Imagino que de lá o Doutor foi para o hospital com seu amigo e colega Danilo Bartulín. Eu acompanhei os fatos pelo rádio e pela televisão. Não há pista dos homicidas. A esquerda acusa a Patria y Libertad do atentado, a direita põe a culpa em Bruno, chefe da segurança, que naquela noite estava a serviço do Doutor.
O comboio de Fiats 125 azuis parou cantando pneus na rotatória do jardim quando já eram mais de duas da manhã. O Doutor vinha com o rosto congestionado e a camisa manchada de sangue. Havia participado da intervenção cirúrgica que tentou salvar a vida do comandante, mas foi tudo em vão. Os ferimentos foram letais, comentou Bruno na cozinha enquanto informava alguém por telefone.

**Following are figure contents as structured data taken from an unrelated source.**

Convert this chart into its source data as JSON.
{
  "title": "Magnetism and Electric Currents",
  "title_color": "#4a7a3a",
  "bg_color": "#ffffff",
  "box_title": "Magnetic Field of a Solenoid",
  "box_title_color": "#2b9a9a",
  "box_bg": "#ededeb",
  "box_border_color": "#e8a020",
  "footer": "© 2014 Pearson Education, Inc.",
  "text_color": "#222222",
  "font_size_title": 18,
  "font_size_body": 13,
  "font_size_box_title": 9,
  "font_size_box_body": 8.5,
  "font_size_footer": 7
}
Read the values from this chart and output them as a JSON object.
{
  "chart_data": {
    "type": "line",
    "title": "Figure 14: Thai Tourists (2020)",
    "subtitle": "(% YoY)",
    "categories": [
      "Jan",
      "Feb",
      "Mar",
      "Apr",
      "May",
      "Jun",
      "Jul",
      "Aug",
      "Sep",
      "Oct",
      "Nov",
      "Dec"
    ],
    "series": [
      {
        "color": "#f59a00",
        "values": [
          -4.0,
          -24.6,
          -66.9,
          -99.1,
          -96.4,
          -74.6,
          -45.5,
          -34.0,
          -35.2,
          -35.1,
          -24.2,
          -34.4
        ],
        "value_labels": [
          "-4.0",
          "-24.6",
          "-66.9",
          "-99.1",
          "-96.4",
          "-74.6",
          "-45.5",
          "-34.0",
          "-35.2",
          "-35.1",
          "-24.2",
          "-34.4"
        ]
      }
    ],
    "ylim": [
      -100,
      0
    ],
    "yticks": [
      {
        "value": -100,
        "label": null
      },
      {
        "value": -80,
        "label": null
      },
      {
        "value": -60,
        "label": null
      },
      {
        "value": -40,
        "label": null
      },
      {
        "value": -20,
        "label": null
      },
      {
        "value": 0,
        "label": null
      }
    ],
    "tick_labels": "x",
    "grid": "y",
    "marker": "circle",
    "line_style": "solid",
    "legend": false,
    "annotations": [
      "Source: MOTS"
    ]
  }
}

Servi ao Doutor um uísque com cubos de gelo. Nem olhou para mim. Deitou-se no sofá do living com as pernas e os braços estendidos, a vista grudada numa estatueta da Índia, parecendo um boneco caído. Servi outro copo a seu amigo, que também afundou ensimesmado na poltrona e lá ficou por um bom tempo.
– Isso é o que vem chegando – comentou o Doutor muito depois. – São eles. E são capazes de tudo.
– Então teremos de tomar medidas drásticas contra essa gente – disse Bartulín.
– Mas por acaso sabemos quem são? Não, não sabemos – respondeu o Doutor. – Um mandatário democrático não pode privar a liberdade dos cidadãos a partir de conjecturas.
– O general Prats ou o general Pinochet talvez possam averiguar quem fez isso. É algo muito grave. Até os militares agora correm perigo.
– Tudo isso tem um só nome, Danilo: preparar as condições para o caos e um posterior golpe de Estado. Será sangrento. É preciso evitá-lo. Mas eu não posso me render nem trair o programa revolucionário que o povo me encomendou. Não vão me fazer renunciar.
– Por que não troca de camisa e descansa um pouco, Doutor? – perguntou Bartulín depois de algum tempo.
– Só se me metralharem vão poder evitar que eu cumpra o programa popular – continuou o Doutor. – Não tenho medo da morte, Danilo.
Alguns cães uivaram melancólicos lá fora, um veículo fez uma curva e cantou pneu. Depois, o silêncio de novo.
– Acho que dias sinistros nos esperam – anunciou Bartulín. – O sol já vai sair, por que não descansa um pouco, Doutor? Como nunca antes, o país precisa do senhor.
O Doutor balançou a cabeça, colocou o copo de uísque no chão sem tê-lo nem provado e se pôs de pé lentamente. Mancava. Sinto que envelheceu de uma hora para outra. Seu bigode está mais branco do que nunca, uma mecha de cabelo cai por sua testa e as bochechas estão pendendo, flácidas. Do umbral da porta do living, vi como seu olhar procurava refúgio nas crepitantes línguas de fogo da lareira.
– Digam à Payita para convocar o Conselho Superior de Segurança Nacional para esta tarde. Vou me deitar por meia hora – disse o Doutor, antes de ir mancando para o dormitório.
67 Se as bebidas trazem consolo, / aqui estou com minha insônia, / para afogá-la de uma vez. [N. E.]
68 Agustín Arturo Prat Chacón (1848-1879), militar, marinheiro e advogado chileno, tomou parte em vários confrontos navais, na guerra contra a Espanha e na Guerra do Pacífico. É considerado o maior herói naval do país. [N. T.]